Calgary Olympic Oval

Still an international speed skating facility today, the Olympic Oval serves the local community and the University of Calgary, and plays a leading role in grassroots development.

Calgary Olympic Oval
© Derek Leung - International Skating Union | A general view of the interior of the Calgary Olympic Oval during the 2015 ISU World Allround Speed Skating Championships

Situated on the university campus, the award-winning Oval was the Olympic Winter Games’ first indoor speed skating venue. It staged an event on the 2019/20 ISU Speed Skating World Cup circuit and has hosted both the World Allround Championships and World Sprint Championships five times, most recently in 2019 and 2017 respectively.

It is used by the university’s sports teams and the Calgary X-Tremes, the city’s women’s ice hockey team. The Oval is also Speed Skating Canada’s official training centre and the home of the country’s Elite Athlete Pathway, a blueprint for the development of young speed skaters.

Set up in 2005, the Olympic Oval’s Athlete Bursary has given out over CAD 180,000 to more than 100 athletes to help them strive for excellence in speed skating, cycling and women’s ice-hockey.
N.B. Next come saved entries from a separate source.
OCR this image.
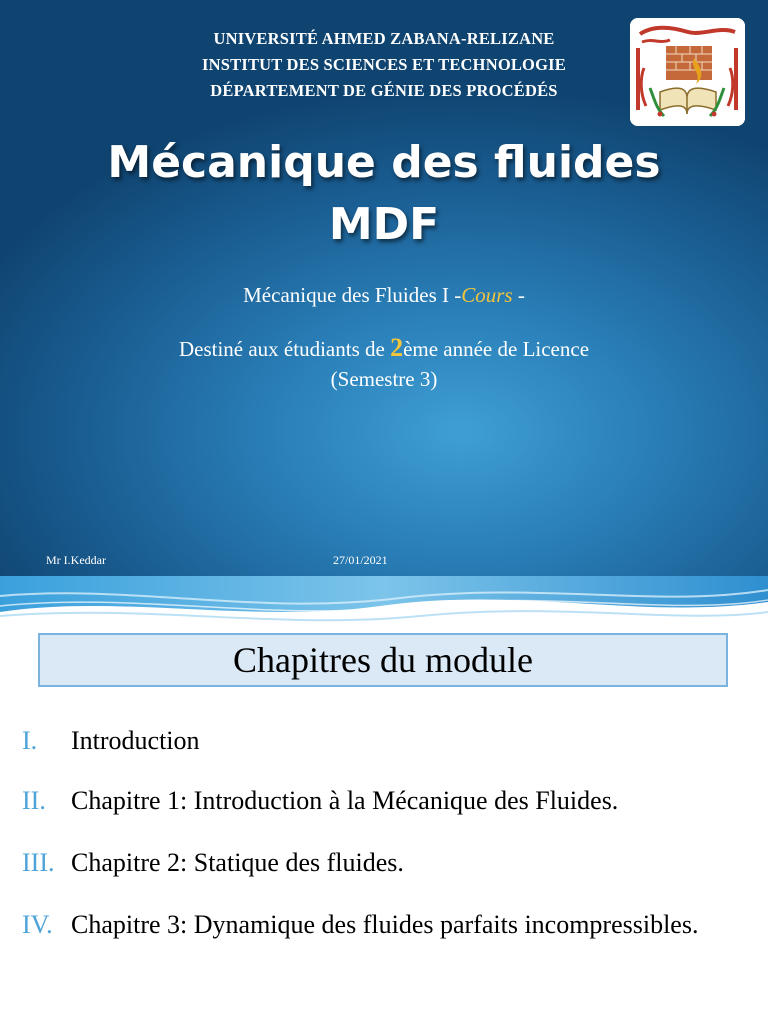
UNIVERSITÉ AHMED ZABANA-RELIZANE
INSTITUT DES SCIENCES ET TECHNOLOGIE
DÉPARTEMENT DE GÉNIE DES PROCÉDÉS
Mécanique des fluides
MDF
Mécanique des Fluides I -Cours -
Destiné aux étudiants de 2ème année de Licence
(Semestre 3)
Mr I.Keddar	27/01/2021
Chapitres du module
I. Introduction
II. Chapitre 1: Introduction à la Mécanique des Fluides.
III. Chapitre 2: Statique des fluides.
IV. Chapitre 3: Dynamique des fluides parfaits incompressibles.
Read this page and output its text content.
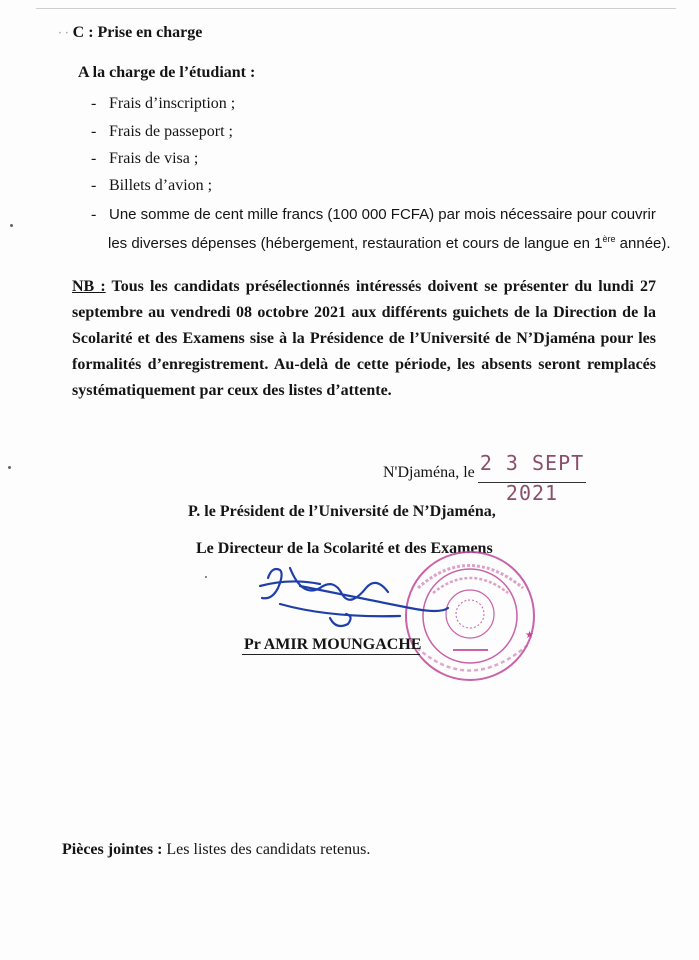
‧ ‧ C : Prise en charge
A la charge de l’étudiant :
- Frais d’inscription ;
- Frais de passeport ;
- Frais de visa ;
- Billets d’avion ;
- Une somme de cent mille francs (100 000 FCFA) par mois nécessaire pour couvrir
les diverses dépenses (hébergement, restauration et cours de langue en 1ère année).
NB : Tous les candidats présélectionnés intéressés doivent se présenter du lundi 27 septembre au vendredi 08 octobre 2021 aux différents guichets de la Direction de la Scolarité et des Examens sise à la Présidence de l’Université de N’Djaména pour les formalités d’enregistrement. Au-delà de cette période, les absents seront remplacés systématiquement par ceux des listes d’attente.
N'Djaména, le 2 3 SEPT 2021
P. le Président de l’Université de N’Djaména,
Le Directeur de la Scolarité et des Examens
★
Pr AMIR MOUNGACHE
Pièces jointes : Les listes des candidats retenus.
For the two months of the year when it is not staging ice events, the Oval is a multi-purpose venue that plays host to car shows, science fairs, the Canadian judo and taekwondo championships and volleyball, gymnastics, floor hockey, running and billiards events.

The venue is used by more than 20,000 people a year for skating, and over 1,000 athletes from 22 countries trained there in the 2018-19 season. It has generated an estimated CAD 70 million since it was built, money which is reinvested to cover its maintenance. In 2012, for example, the facility was fitted with a new roof costing CAD 10 million.

Funded entirely by the Canadian government, the Oval’s construction cost CAD 40 million. Following its completion in May 1987, it received a number of awards in recognition of its architectural and structural excellence. It also quickly became known among speed skaters as having “the fastest ice in the world”. Six of the 10 distance world records were broken here at Calgary 1988, and over 300 world long- and short-track speed skating records have been set at the venue since then.